Creating New Databricks / Spark SQL Connections

Arcadia Enterprise supports Databricks / Spark SQL data connections.

This connection type provides basic connectivity and functionality for Databricks / Spark SQL Connections, running queries faster then Hive connections. However, it does not support the use of save table and data sampling features, analytical views, or flow and funnel visuals.

You can create fully managed Spark clusters on Amazon AWS Databricks or Microsoft Azure Databricks.

The following steps demonstrate how to create new Databricks / Spark SQL data connections.

Availability Note. This connection type requires the presence of a Spark Thrift Server.
Developer Notes:

Note the following known issue that affects Databricks / Spark SQL connections:

Create New Data Connection Modal Window: Databricks / Spark SQL
Create a New Databricks / Spark SQL Connection
  1. On the main navigation bar, click Data.

    Click DATA on main navigation bar

    The Data view appears, open on the Datasets tab.

    Main landing page of DATA
  2. In the side bar, click New Connection.

    Create New Connection

    The Create New Data Connection modal window appears.

  3. In the Create New Data Connection modal window, under Connection type, select Databricks / Spark SQL.
  4. Under Connection name, specify the name of the new connection. Here, we use DatabricksSparkSQLConnection.
  5. Under Hostname or IP address, specify the name of your database host, or its IP address; use localhost when the data source is local.

  6. Under Port #, enter the port number. The default port # for Databricks / Spark SQL connections is 10000.
  7. Under Credentials, complete the following entries.

    • Under Username, enter the username for establishing the connection.

    • Under Password, enter the password for establishing the connection.

  8. At the bottom of the modal, click Test.

    testing connection
    Testing the New Connection

    If the connection is valid, the system returns a 'Connection Verified' message.

  9. Click Save.

    connection verified, connecting
    Connecting a Verified Connection

After this operation succeeds, the new connection name appears on the side navigation bar.

Advanced Options

To select advanced connection options, click the Advanced tab, and make changes to any of the following options:

advanced connection options
Advanced Options
  • Connection Mode
    To authenticate and access a Databricks / Spark SQL connection, follow these steps:
  • Socket Type

    Choose one of the following Socket types:

    • Normal

      Default setting

    • SSL
    • SSL with certificate

      If you select this option, you can use the Allow Common Name - Host Name Mismatch option, which means that the issued SSL certificate name does not have to match the host name of the server. By default, the names must match.

  • Authentication Mode

    Choose one of the Authentication modes:

    • NoSasl
    • Plain
    • LDAP
    • Kerberos

      Kerberos authentication is only available on Linux platforms.

  • Query Timeout

    Specify Query Timeout. The default value is 60 seconds.

  • Session Timeout

    Specify Session Timeout. The default value is 0, which means that sessions do not time out.

  • Socket Timeout

    Specify Socket Timeout. The default value is 60.

  • Queue depth

    Queue depth controls the maximum number of simultaneous queries on the connection.

    • By default, the value is 2 and does not have to be specified.

    • Valid values are integers 1 through 100.

  • Impersonation

    Check Impersonation if using this feature to control individual table-level access for a user or a user group.

Parameter Options

  • Click the Parameters tab.

    Parameter tabs, specifying parameter name/value
    Specifying Connection Parameters
  • Click the first row to add a Parameter name/value pair. Type in the parameters and their values.

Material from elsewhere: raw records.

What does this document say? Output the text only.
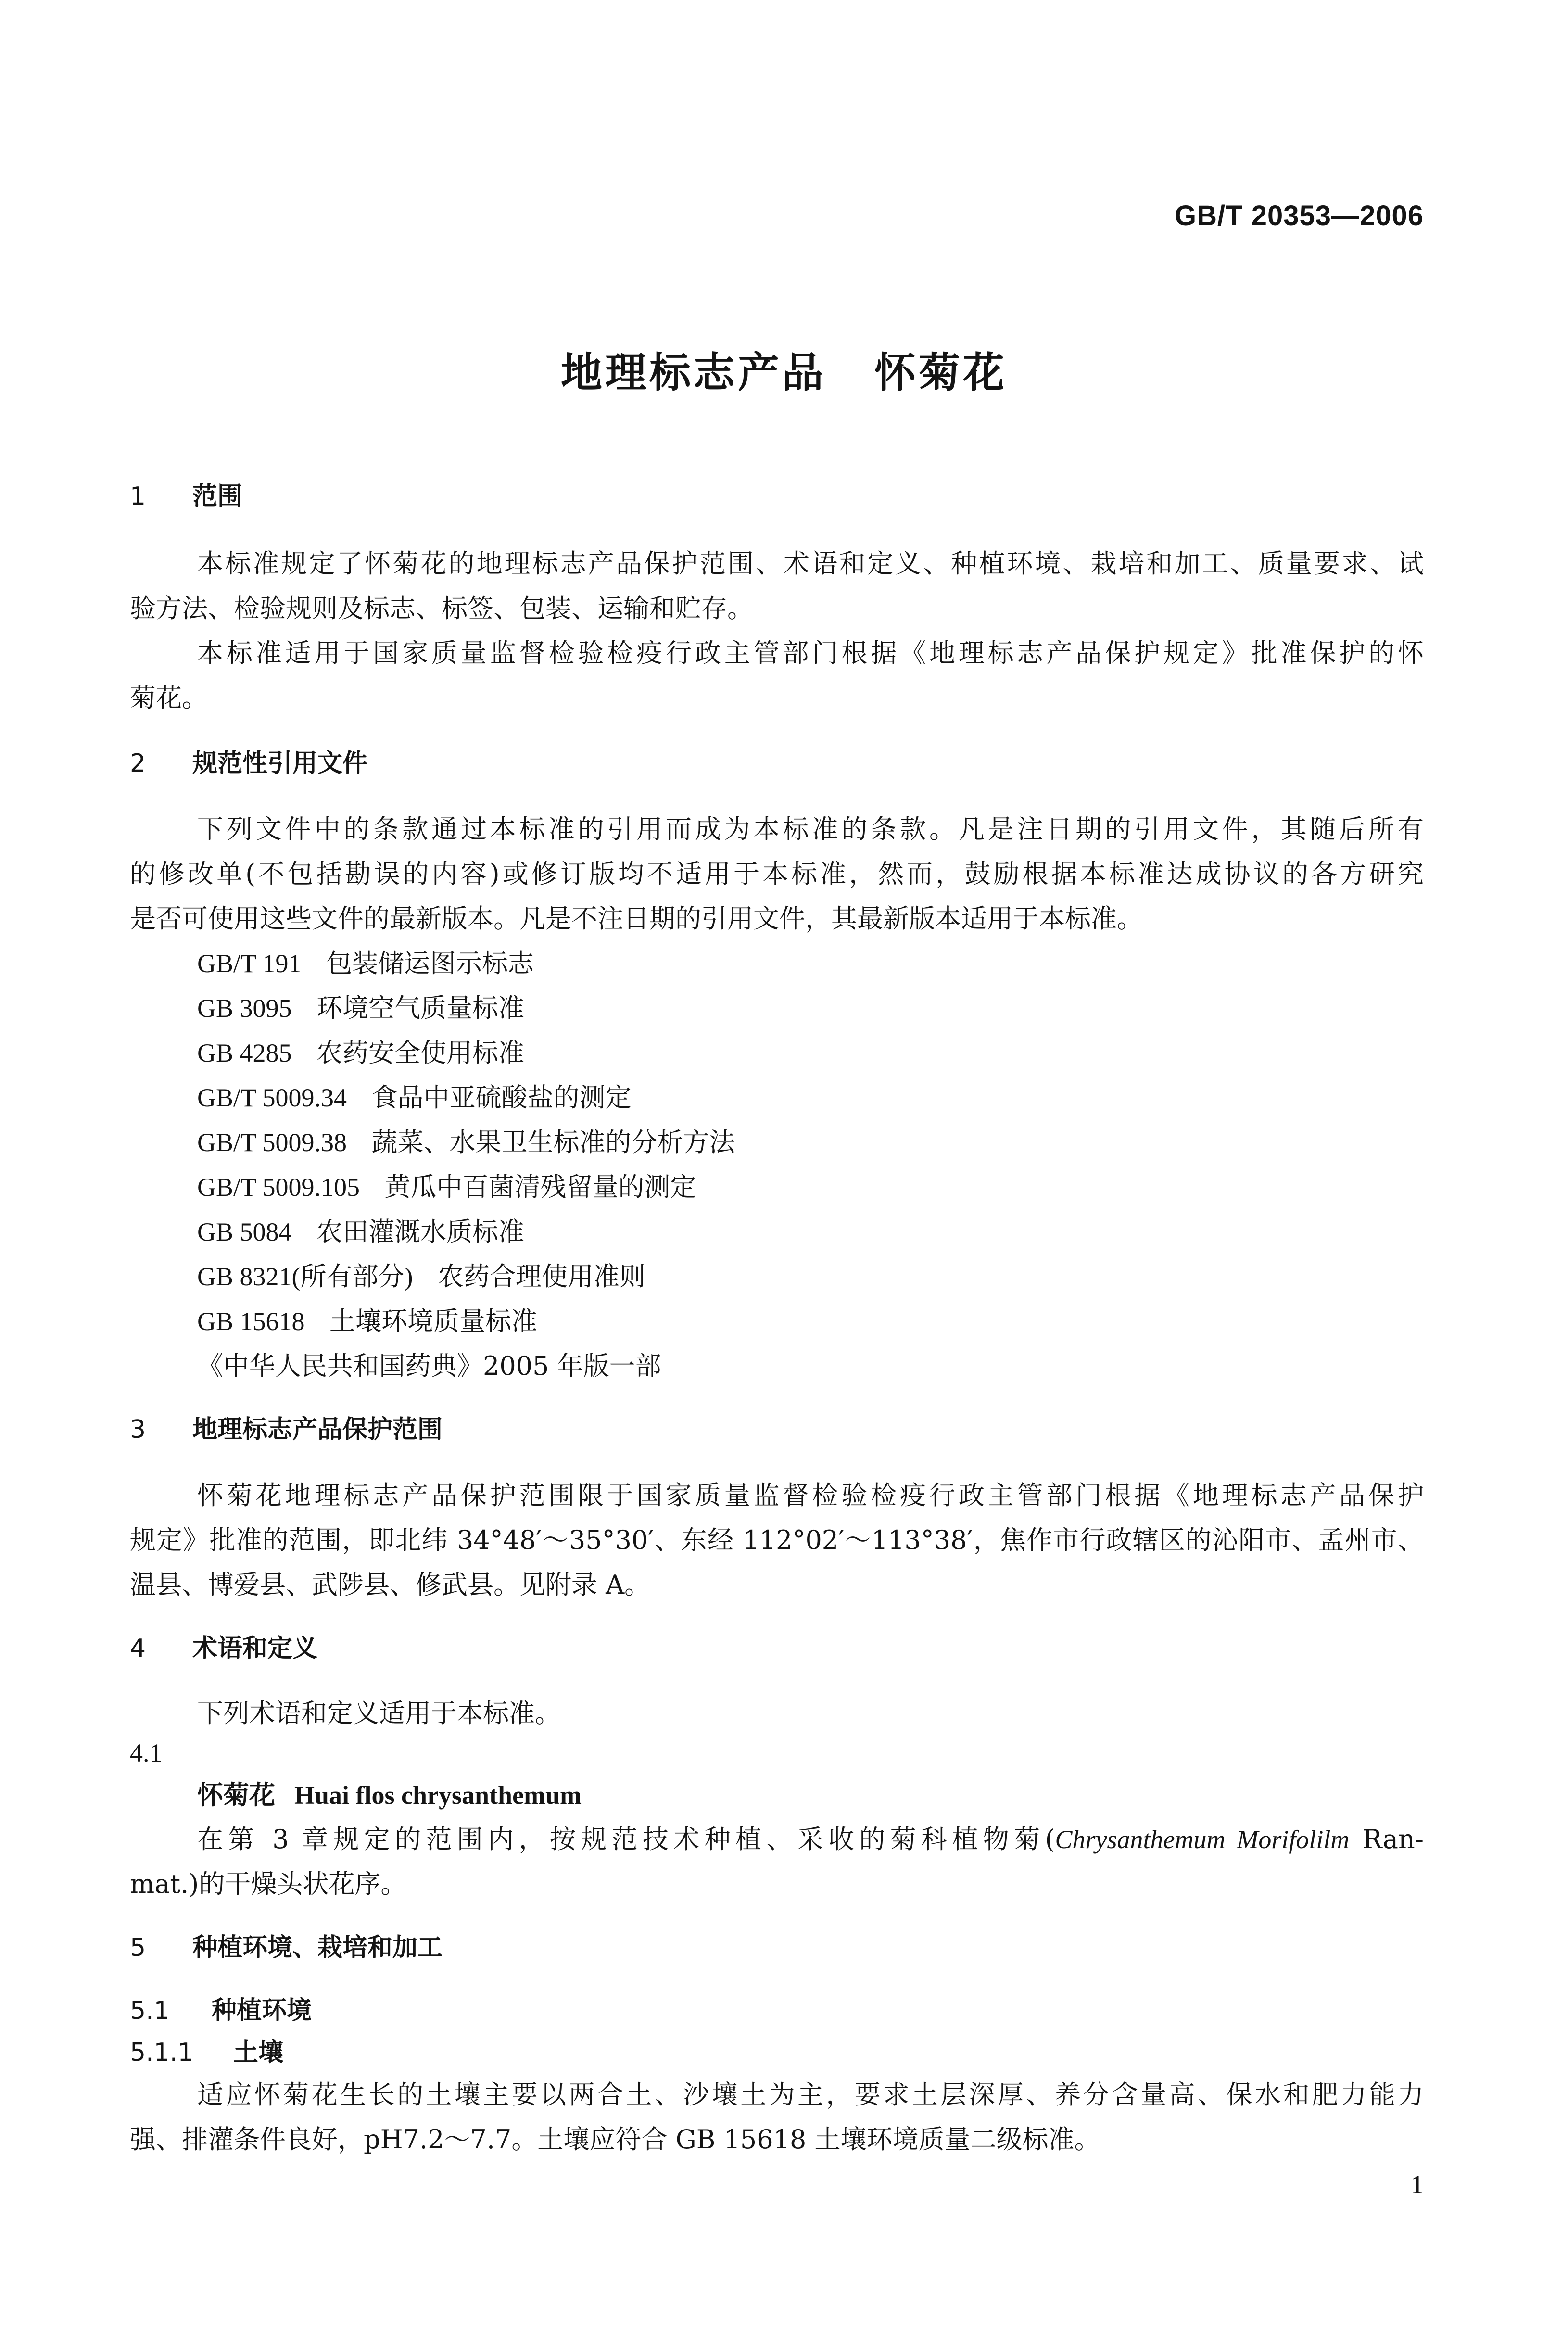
GB/T 20353—2006
地理标志产品 怀菊花
1 范围
本标准规定了怀菊花的地理标志产品保护范围、术语和定义、种植环境、栽培和加工、质量要求、试
验方法、检验规则及标志、标签、包装、运输和贮存。
本标准适用于国家质量监督检验检疫行政主管部门根据《地理标志产品保护规定》批准保护的怀
菊花。
2 规范性引用文件
下列文件中的条款通过本标准的引用而成为本标准的条款。凡是注日期的引用文件，其随后所有
的修改单(不包括勘误的内容)或修订版均不适用于本标准，然而，鼓励根据本标准达成协议的各方研究
是否可使用这些文件的最新版本。凡是不注日期的引用文件，其最新版本适用于本标准。
GB/T 191 包装储运图示标志
GB 3095 环境空气质量标准
GB 4285 农药安全使用标准
GB/T 5009.34 食品中亚硫酸盐的测定
GB/T 5009.38 蔬菜、水果卫生标准的分析方法
GB/T 5009.105 黄瓜中百菌清残留量的测定
GB 5084 农田灌溉水质标准
GB 8321(所有部分) 农药合理使用准则
GB 15618 土壤环境质量标准
《中华人民共和国药典》2005 年版一部
3 地理标志产品保护范围
怀菊花地理标志产品保护范围限于国家质量监督检验检疫行政主管部门根据《地理标志产品保护
规定》批准的范围，即北纬 34°48′～35°30′、东经 112°02′～113°38′，焦作市行政辖区的沁阳市、孟州市、
温县、博爱县、武陟县、修武县。见附录 A。
4 术语和定义
下列术语和定义适用于本标准。
4.1
怀菊花 Huai flos chrysanthemum
在第 3 章规定的范围内，按规范技术种植、采收的菊科植物菊(Chrysanthemum Morifolilm Ran-
mat.)的干燥头状花序。
5 种植环境、栽培和加工
5.1 种植环境
5.1.1 土壤
适应怀菊花生长的土壤主要以两合土、沙壤土为主，要求土层深厚、养分含量高、保水和肥力能力
强、排灌条件良好，pH7.2～7.7。土壤应符合 GB 15618 土壤环境质量二级标准。
1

  • If you want to remove a parameter, click (trash can) icon to remove existing parameters.

Cache Options

  • Click the Cache tab.

    Cache tab, specifying Result Cache Enable and Retention Time options
    Specifying Cache
  • Select the Result Cache option to enable periodic cache updates.

  • In the Retention Time field, specify the frequency of cache updates, in seconds.

    For example, the default value of 86400 indicates an update every 24 hours, and a value of 300 initiates a refresh every 5 minutes.